I tried the search box here, and found none.
Then I thought I’d check for the newspaper story references you remember seeing.
http://news.google.com/archivesearch?um=1&ned=us&hl=en&q=Hadley+CO2+greenhouse+gas&cf=all
“I have no idea what you’re talking about … so here’s a bunny with a pancake on its head.”
http://en.wikipedia.org/wiki/Oolong_(rabbit)
P. Lewis says
Hadley didn’t [show that CO2 is a greenhouse gas — which seems to be your implication]. He was a C17-C18 amateur meteorologist. I’m not even sure that Hadley would have known about CO2, as it was discovered towards the end of his life.

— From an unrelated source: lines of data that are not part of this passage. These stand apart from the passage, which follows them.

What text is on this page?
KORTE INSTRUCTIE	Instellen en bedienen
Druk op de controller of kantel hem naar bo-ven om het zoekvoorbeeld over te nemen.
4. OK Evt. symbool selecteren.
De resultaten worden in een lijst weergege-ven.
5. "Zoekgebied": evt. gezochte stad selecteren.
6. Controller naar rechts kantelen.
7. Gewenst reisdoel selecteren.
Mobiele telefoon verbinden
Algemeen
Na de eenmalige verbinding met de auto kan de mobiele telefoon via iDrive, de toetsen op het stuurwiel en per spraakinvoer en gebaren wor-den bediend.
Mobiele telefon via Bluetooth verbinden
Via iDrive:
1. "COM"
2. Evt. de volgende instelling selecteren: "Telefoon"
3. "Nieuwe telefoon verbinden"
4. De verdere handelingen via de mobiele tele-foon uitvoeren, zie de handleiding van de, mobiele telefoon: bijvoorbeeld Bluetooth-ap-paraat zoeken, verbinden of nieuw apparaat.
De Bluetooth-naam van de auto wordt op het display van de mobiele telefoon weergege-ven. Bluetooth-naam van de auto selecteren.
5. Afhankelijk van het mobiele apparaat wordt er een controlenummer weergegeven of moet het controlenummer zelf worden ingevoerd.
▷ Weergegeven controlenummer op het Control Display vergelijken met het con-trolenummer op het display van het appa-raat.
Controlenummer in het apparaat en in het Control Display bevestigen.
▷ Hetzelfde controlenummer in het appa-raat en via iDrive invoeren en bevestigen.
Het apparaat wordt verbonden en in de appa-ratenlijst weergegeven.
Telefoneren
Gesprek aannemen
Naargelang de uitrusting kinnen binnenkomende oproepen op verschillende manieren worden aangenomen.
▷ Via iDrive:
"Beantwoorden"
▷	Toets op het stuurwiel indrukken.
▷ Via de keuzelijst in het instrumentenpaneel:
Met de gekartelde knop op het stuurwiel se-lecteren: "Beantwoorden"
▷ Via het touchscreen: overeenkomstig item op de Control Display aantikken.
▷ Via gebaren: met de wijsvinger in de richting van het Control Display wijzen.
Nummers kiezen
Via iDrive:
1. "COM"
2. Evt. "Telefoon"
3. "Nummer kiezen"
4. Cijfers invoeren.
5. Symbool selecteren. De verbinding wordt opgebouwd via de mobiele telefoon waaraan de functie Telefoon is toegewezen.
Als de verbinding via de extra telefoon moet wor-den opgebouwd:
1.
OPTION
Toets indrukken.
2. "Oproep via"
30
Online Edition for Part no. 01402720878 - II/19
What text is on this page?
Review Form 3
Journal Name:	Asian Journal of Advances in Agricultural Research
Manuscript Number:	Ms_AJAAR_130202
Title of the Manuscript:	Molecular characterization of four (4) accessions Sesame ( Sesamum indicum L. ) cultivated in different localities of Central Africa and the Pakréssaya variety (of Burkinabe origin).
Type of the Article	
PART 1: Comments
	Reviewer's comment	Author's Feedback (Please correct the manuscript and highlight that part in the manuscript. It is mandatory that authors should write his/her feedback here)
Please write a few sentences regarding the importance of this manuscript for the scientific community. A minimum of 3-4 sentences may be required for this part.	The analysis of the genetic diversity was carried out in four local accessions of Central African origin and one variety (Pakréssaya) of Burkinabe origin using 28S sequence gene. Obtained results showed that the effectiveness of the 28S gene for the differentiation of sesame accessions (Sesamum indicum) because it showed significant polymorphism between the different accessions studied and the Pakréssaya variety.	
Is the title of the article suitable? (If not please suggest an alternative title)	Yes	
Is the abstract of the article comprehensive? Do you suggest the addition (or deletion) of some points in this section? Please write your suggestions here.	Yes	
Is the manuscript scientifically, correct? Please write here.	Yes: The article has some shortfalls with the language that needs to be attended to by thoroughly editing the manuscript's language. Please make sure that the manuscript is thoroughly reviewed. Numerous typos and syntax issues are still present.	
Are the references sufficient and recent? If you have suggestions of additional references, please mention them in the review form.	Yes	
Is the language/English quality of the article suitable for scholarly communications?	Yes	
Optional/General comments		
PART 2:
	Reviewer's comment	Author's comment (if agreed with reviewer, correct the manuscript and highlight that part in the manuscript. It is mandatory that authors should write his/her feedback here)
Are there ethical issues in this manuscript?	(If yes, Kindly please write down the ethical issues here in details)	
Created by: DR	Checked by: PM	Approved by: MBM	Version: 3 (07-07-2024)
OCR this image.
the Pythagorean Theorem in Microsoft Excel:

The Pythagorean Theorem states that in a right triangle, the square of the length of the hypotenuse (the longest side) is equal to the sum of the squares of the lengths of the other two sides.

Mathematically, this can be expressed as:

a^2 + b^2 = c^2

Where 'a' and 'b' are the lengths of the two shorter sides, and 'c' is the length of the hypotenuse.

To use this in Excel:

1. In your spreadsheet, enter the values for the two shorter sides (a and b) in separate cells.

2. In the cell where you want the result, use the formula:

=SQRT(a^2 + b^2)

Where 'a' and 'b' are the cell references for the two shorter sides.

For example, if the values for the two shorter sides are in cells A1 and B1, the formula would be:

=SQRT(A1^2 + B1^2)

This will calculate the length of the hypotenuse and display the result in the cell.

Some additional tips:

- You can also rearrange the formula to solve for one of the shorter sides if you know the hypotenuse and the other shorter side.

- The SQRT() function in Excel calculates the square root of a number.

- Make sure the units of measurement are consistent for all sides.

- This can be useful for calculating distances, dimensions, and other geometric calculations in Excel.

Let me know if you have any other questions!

As to school experiments, this one gets close IMHO. At least it seems closer than the two-bottles experiment you see sometimes. What might be interesting is to extend the experiment to CH4, N2O and a CFC.
Hank Roberts says
For Todd B. — before you set up a public web site making fun of anyone or anything, it will be good to get comfortable looking up facts yourself.
If you just take what others tell you and paste it up on the web, you can be really made a fool of by people who are putting out PR instead of helping people learn to think for themselves. Seriously.
Google Scholar is going to be more reliable than Google for this. As Coby Beck has often pointed out there is no “Wisdom” button on the Internet.
And you won’t get credibility if you attribute what you believe to something written by some stranger on some blog somewhere.
For example, you ask about the toxicity of CO2 and say that you suspect that 1900ppm is toxic.
Where did you get that idea? Why do you consider that source to be one you can rely on for good information?
How can you check it yourself?
Try it out.
See if you can find support for this statement — call it a challenge to exercise your skepticism and figure out if this is any more credible than what you think now:
“At 1% concentration of carbon dioxide CO2 (10,000 parts per million or ppm) and under continuous exposure at that level, such as in an auditorium filled with occupants and poor fresh air ventilation, some occupants are likely to feel drowsy.”
Who says so? Take your question to Google, or Google Scholar, paste it in and see what you find out.